The program is ranked No. 9 by the Associated Press — its highest since that preseason slot since 1988.

This is what Stanzi calls "outside noise." It's what Ferentz dismisses as meaningless information. And it's what made Slattery, the cornerback from the '99 team, lament, "During my time there, there was never that chatter."

Vandervelde, a senior offensive guard, said, "You can look at the hype all you want, but realistically … where we are at the beginning isn't really going to [affect] where we are at the end. If we end up not ranked, no one's really going to care that we started off in the top 10."

But the Hawkeyes' preseason hype isn't without reason. The team's experience is seemingly unprecedented. So, too, is its playmakers on both sides of the ball.

Highlighted by preseason All-American Clayborn, the defensive line returns all four of its starters, leading many experts to call it the best unit in the country.

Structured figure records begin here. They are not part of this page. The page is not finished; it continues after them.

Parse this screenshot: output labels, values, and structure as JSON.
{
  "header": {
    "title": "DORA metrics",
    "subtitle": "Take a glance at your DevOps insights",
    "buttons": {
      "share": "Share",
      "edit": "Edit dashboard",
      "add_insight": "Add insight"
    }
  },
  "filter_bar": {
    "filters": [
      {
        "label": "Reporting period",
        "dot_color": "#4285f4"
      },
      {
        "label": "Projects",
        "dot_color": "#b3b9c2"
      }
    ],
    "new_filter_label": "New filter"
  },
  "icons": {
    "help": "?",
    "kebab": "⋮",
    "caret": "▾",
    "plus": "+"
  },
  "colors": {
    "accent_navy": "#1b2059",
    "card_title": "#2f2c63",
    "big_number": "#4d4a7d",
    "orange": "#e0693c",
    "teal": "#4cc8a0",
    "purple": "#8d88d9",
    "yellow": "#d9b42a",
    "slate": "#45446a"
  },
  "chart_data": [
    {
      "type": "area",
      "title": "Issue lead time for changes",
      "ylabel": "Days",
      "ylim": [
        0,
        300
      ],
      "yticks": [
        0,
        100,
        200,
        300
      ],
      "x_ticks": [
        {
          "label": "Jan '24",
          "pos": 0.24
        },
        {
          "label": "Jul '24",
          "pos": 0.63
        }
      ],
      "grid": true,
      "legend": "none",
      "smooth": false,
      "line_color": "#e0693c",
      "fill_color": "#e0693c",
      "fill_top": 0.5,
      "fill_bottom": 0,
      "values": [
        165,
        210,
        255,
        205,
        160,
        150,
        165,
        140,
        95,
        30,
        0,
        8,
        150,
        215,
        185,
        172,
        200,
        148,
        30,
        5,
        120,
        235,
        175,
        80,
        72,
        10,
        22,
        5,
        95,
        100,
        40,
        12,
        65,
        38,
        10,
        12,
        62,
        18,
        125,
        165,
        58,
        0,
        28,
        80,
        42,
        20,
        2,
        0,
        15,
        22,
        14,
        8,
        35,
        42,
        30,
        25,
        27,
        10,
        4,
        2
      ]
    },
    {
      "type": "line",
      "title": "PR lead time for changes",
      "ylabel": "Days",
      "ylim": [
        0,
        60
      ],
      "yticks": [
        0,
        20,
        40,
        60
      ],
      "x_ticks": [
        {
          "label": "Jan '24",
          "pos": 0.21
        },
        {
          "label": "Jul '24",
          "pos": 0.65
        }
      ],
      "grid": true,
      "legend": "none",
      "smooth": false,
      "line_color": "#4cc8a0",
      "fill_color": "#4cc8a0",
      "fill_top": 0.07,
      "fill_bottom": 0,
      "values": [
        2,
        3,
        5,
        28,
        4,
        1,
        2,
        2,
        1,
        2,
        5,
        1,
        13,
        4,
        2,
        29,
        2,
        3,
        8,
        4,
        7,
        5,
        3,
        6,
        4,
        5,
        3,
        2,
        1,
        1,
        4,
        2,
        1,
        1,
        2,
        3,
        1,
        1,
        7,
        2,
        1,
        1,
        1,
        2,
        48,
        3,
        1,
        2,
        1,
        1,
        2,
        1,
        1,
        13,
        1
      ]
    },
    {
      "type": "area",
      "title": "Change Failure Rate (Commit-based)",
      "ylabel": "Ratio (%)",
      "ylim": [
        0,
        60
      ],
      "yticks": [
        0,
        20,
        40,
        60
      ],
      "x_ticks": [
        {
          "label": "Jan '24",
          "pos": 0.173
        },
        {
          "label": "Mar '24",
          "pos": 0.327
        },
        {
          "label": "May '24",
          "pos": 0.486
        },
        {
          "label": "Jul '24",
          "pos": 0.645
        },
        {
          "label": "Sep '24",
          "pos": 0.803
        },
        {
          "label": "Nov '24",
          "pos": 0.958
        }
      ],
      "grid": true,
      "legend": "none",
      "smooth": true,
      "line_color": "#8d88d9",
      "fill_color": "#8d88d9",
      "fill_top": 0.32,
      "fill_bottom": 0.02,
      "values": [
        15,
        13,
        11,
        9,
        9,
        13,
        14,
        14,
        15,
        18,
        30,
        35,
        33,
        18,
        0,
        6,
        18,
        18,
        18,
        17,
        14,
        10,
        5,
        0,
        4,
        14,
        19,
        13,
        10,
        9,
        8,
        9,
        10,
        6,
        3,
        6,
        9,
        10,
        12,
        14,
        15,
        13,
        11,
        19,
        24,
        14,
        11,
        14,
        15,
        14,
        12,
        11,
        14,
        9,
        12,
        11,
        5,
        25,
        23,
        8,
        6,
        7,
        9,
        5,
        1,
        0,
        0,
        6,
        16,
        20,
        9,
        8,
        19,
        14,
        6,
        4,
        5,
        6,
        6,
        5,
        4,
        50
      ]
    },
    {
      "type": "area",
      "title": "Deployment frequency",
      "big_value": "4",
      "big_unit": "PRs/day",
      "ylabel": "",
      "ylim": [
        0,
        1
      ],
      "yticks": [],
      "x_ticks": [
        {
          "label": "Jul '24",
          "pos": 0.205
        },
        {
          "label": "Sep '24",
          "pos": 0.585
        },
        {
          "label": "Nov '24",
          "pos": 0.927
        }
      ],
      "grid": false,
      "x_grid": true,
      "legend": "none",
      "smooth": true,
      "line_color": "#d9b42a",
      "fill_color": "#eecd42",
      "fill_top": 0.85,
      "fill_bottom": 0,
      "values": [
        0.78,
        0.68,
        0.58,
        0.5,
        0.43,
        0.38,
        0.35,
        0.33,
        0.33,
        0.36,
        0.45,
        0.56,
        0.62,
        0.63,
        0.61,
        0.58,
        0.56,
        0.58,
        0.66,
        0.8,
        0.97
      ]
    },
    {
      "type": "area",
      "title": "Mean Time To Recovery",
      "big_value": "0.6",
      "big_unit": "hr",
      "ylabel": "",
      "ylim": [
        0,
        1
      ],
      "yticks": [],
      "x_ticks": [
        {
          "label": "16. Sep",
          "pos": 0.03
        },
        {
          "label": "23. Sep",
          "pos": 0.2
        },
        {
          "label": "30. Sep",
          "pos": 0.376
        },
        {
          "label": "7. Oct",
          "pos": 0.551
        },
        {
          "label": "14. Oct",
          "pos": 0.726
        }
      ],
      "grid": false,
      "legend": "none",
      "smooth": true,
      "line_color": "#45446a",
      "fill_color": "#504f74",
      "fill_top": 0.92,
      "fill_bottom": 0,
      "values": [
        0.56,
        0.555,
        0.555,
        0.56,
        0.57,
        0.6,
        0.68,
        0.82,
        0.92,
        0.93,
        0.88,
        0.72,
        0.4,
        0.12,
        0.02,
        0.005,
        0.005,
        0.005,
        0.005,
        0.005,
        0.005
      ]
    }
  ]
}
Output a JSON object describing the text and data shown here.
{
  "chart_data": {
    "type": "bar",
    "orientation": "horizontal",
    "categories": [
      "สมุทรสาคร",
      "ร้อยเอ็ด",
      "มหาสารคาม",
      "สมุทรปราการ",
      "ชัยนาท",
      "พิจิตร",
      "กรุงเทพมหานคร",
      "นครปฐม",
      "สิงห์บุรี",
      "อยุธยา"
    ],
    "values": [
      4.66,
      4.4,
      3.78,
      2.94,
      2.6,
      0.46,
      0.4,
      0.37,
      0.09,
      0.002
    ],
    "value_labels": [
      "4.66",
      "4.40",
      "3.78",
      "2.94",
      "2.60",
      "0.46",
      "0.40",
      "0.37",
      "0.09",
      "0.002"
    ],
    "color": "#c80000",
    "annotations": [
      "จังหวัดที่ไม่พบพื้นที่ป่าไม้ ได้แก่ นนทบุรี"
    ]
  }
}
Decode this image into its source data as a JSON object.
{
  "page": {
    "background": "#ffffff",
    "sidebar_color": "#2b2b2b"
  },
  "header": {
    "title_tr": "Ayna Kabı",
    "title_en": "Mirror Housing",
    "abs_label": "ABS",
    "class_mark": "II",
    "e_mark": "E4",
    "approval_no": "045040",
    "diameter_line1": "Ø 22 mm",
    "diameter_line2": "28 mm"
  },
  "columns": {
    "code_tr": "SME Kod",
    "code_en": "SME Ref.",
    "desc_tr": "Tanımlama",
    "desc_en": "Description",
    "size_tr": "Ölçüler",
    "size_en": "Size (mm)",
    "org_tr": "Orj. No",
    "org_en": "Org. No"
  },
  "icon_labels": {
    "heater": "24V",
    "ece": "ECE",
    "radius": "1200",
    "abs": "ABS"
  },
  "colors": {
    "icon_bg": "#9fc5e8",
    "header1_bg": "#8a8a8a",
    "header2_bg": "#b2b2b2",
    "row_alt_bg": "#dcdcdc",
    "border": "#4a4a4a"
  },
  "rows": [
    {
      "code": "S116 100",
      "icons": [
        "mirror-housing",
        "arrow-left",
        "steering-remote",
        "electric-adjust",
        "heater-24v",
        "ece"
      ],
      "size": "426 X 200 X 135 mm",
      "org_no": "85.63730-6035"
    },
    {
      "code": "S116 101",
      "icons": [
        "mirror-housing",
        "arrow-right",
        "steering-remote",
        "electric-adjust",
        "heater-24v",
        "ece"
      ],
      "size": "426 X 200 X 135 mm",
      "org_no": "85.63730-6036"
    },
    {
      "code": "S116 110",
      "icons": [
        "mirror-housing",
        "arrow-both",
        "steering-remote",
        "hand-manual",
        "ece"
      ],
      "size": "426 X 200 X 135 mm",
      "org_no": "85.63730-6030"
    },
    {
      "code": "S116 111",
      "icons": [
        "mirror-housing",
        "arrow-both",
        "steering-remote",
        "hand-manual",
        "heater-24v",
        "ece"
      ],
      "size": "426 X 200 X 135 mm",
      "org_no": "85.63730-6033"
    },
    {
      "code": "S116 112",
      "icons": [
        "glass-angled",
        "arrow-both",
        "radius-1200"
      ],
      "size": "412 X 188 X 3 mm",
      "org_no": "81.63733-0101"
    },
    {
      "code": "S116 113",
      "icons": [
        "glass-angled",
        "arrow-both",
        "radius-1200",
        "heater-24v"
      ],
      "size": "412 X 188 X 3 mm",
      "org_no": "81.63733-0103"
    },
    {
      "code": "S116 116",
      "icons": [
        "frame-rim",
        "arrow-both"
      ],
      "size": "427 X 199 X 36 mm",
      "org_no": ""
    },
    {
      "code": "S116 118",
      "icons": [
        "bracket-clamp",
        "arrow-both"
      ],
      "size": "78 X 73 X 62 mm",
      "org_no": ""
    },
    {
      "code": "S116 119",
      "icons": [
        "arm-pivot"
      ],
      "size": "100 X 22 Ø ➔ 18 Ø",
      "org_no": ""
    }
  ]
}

Likewise, Tyler Sash and Brett Greenwood patrol the deep secondary again this season. The duo has combined for 18 career interceptions.

And Marvin McNutt and Johnson-Koulianos both return at wide receiver, perhaps giving Ferentz and offensive coordinator Ken O'Keefe its most-explosive tandem on the outside in their 12 seasons in Iowa City.

As Johnson-Koulianos said at Iowa media day, "I think it's going to be fireworks all year."

But Stanzi cautioned against crowning Iowa too soon, saying, "Just because we have experience doesn't mean that we're going to capitalize on it."

Indeed, the quarterback, who's going into his third year as a starter, knows the line between success and failure is razor thin. He, like Ferentz, learned that from the down years.

It's the team's attitude, Stanzi said, that ultimately will be the deciding factor.

"I think that's the root of all evil almost when it comes to sports," he said.

1999 still a driving force

Slattery doesn't quite remember when it happened. Maybe it was the fourth week of camp; maybe the fourth week of the 1999 season.

But Norm Parker — having served as Ferentz's defensive coordinator for only a short time — told a meeting room full of players, "This is the best coach I have ever worked for."

Funny thing is, Ferentz's supposed failures have perhaps made him an even better coach.

At a recent press conference, the 12-year head coach was asked if there were any similarities between Iowa's 1985 Rose Bowl team and the 2010 squad.

He didn't even want to acknowledge any comparison.

Ferentz knows there's so much that can go wrong in a season, so much that can derail a seemingly unflappable team.

Indeed, the down years still drive him — now more so than ever.